Cloudflare as a Pre-DMCA Authority

So some issues/questions about Cloudflare and their DMCA policy.

When I do a DNS lookup for a domain name that is using Cloudflare, the record shows Cloudflare and there is no way to find out the host of the site or otherwise trace real IP of the domain.

Cloudflare says they are not a host, yet they handle DMCA’s in a similar way to a host. If they “accept” your DMCA they then provide you with the host, and then you have to file a second DMCA with the host.

Is there a legal precedent for have a pre-DMCA authority?

If they accept DMCAs, shouldn’t they stop allowing the content to be served being the processor of the DMCA?

If they fail to act on a DMCA should I send a message to Cloudflare’s ISP?

We’re very similar to Akamai’s policies and procedures. We are not a hosting provider and have no way of removing content from a website. We don’t host content for any site that is in our network.

We don’t accept DMCAs per se. If the complaint is filed with the proper requirements for a valid DMCA complaint, then we will release the hosting provider so you can contact the host.

So are you saying that Cloudflare’s responsibility is simply to see if the dmca notice is formatted correctly? Somehow the hosts aren’t capable of doing this even though that have departments dedicated to this? If you are willing to accepts a complaint, why is it not passed on to the host? This is what a company like Softlayer does which also offers a competing product.

Am I correct that you are acting as a pre-DMCA certification authority for Warez sites and also [URL=“”]spam tool distribution sites knowingly? Is Cloudflare is fully aware they are protecting these sites, and making it harder for anyone to do anything to protect themselves? File hosting sites with illegal downloads, and spam tools that are used to spam forums like this one seem to be protected by cloudflare as you read those posts. The main people not being protected are the copyright holders who cannot file a normal DMCA complaint as would be the case with any large host like hostgator, softlayer, godaddy, etc, etc.

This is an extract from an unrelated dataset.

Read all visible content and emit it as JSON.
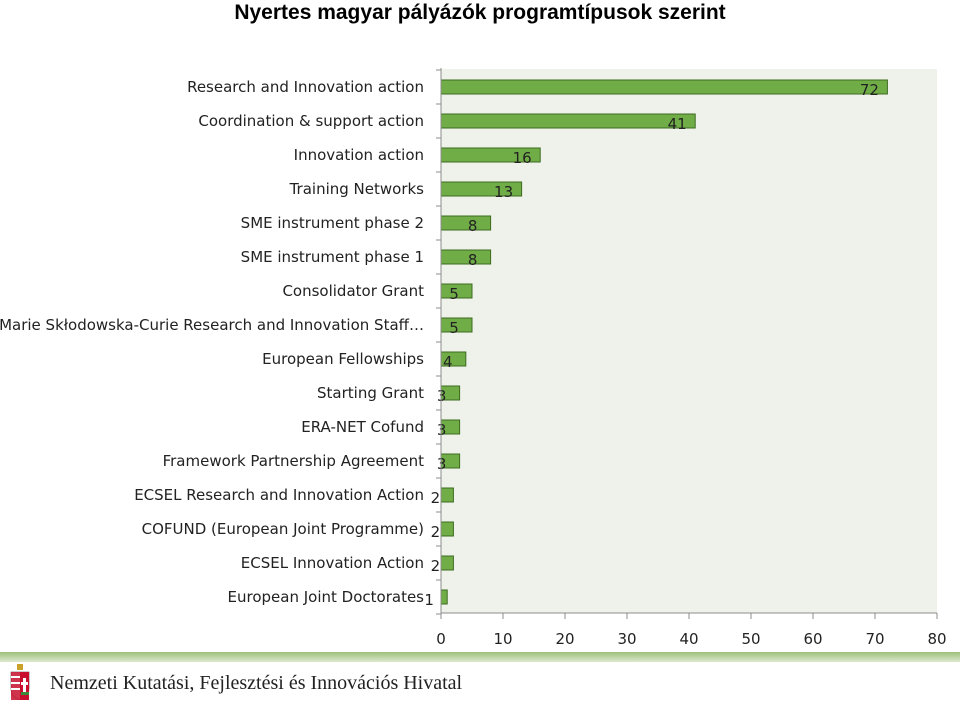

Akamai does not seem to block someone from knowing the content publisher whois information and further states “For permanent resolution, we strongly recommend making your complaint known to the content publisher directly.” You do not make such a statement on your DMCA page. Furthermore, I don’t think Akamai is known for protecting warez and spam sites.

Also note that google cache’s content and does allow removal from their site through a DMCA notice even though they too only cache the content temporarily.

I sure hope you care enough about copyright holders that you would not want to make it more difficult for them to make a claim just to protect clients of yours. How would you feel if all the programming done to build cloudflare that people spent years of their lives writing was released to the public on illegal filesharing sites? Furthermore, what if hundreds or thousands of urls were involved and a large investment of time was needed to fill out cloudflare’s web form which only allows one domain at a time, only to to then have to cross reference all the email replies from cloudflare with the URLs and then resend them?

Whether you want to admit it or not, Cloudflare is a great service for a warez site or other malicious site and an extra burden on legitimate copyright holders driving up labor costs due to Cloudflare’s policies.

From this Gigacom article:

Although it is a security company … CloudFlare actually counts a number of antiestablishment and arguably nefarious groups as users. LulzSec, along with various other hacktivist sites, is a CloudFlare user…Prince said CloudFlare has worked closely with law enforcement to deny protection to child pornography sites

So if it’s not kiddiepr0n, it’s OK.

Essentially, Prince explains, when network services such as CloudFlare receive valid complaints under the DMCA, they must expose the host domain so takedown actions can commence. The problem is that cybercriminals are aware of this law, and they are increasingly making bogus requests against legitimate sites.

So, in future, Cloudflare may not even disclose the host because your request “could” be bogus.